The investors are the first to admit they don't know bleep about investing in apps, but Garfield has piqued their interest and they'd like to try out SpeedeTab in a real world setting. This is where WTIC really shines: Sure, tech start-ups fly in Silicon Valley or New York City, but does this one have practical application for regular folk? 

Yes, it turns out. The investors take Garfield to Corky's where, as McConaughey puts it, "Those people drink a shit pot of beer," to see how it fares among the "West Texas oil field rednecks."

Corky's waitresses are none-t00-pleased to forgo their typical "meet regulars at the door with a beer" service and sit stationed behind the bar where customers may use the SpeedeTab app to order and pay for drinks. In its current inception, its customers who pick up drinks from the bar, which as McConaughey points out, might have great utility in Dallas, where lines can be ten deep and bartenders' eyes never seem to fall on you.

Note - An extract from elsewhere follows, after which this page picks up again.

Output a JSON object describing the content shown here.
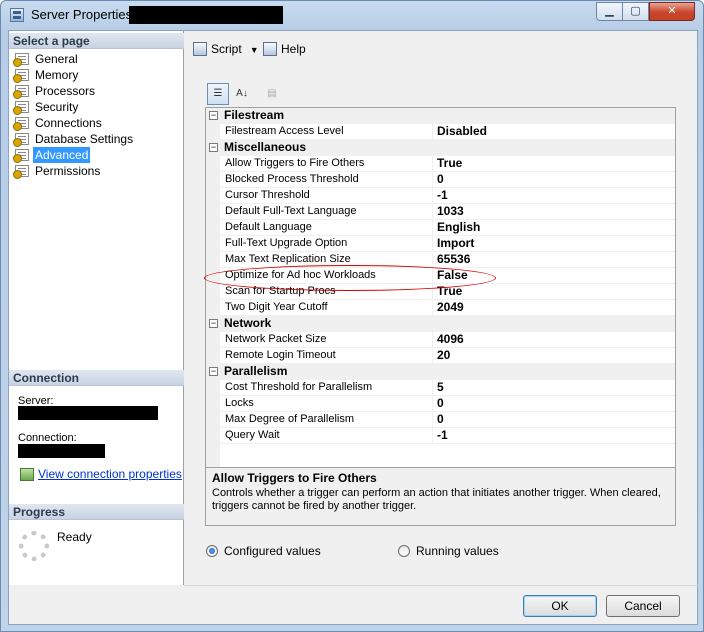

The investors are concerned, rightly, that such an app would put working people with families out of jobs, but Garfield says the app will, eventually, create new ones. Randy, the bar owner -- who deadpans hilariously about the time Prather nearly got him arrested down at the Border -- also feels concerned about the app's 30-cent transaction fee. Garfield contends that the app will increase a bar's efficiency and ability to handle so many more customers the fee will be worth his while.

You'd crack a cold one with these guys, wouldn't you?
You'd crack a cold one with these guys, wouldn't you? (CNBC)

As for customers, they dig it. Big time. That is until the internet and cell service conk out due to the stresses of practically every smart phone in Ector County. Gilliam strings up a primitive telephone from Solo cups and twine as a little competitive ribbing. When McConaughey realizes he can only order one beer at a time, rather than five, on the app, he cracks, "Sounds like my damned second wife invented the app!"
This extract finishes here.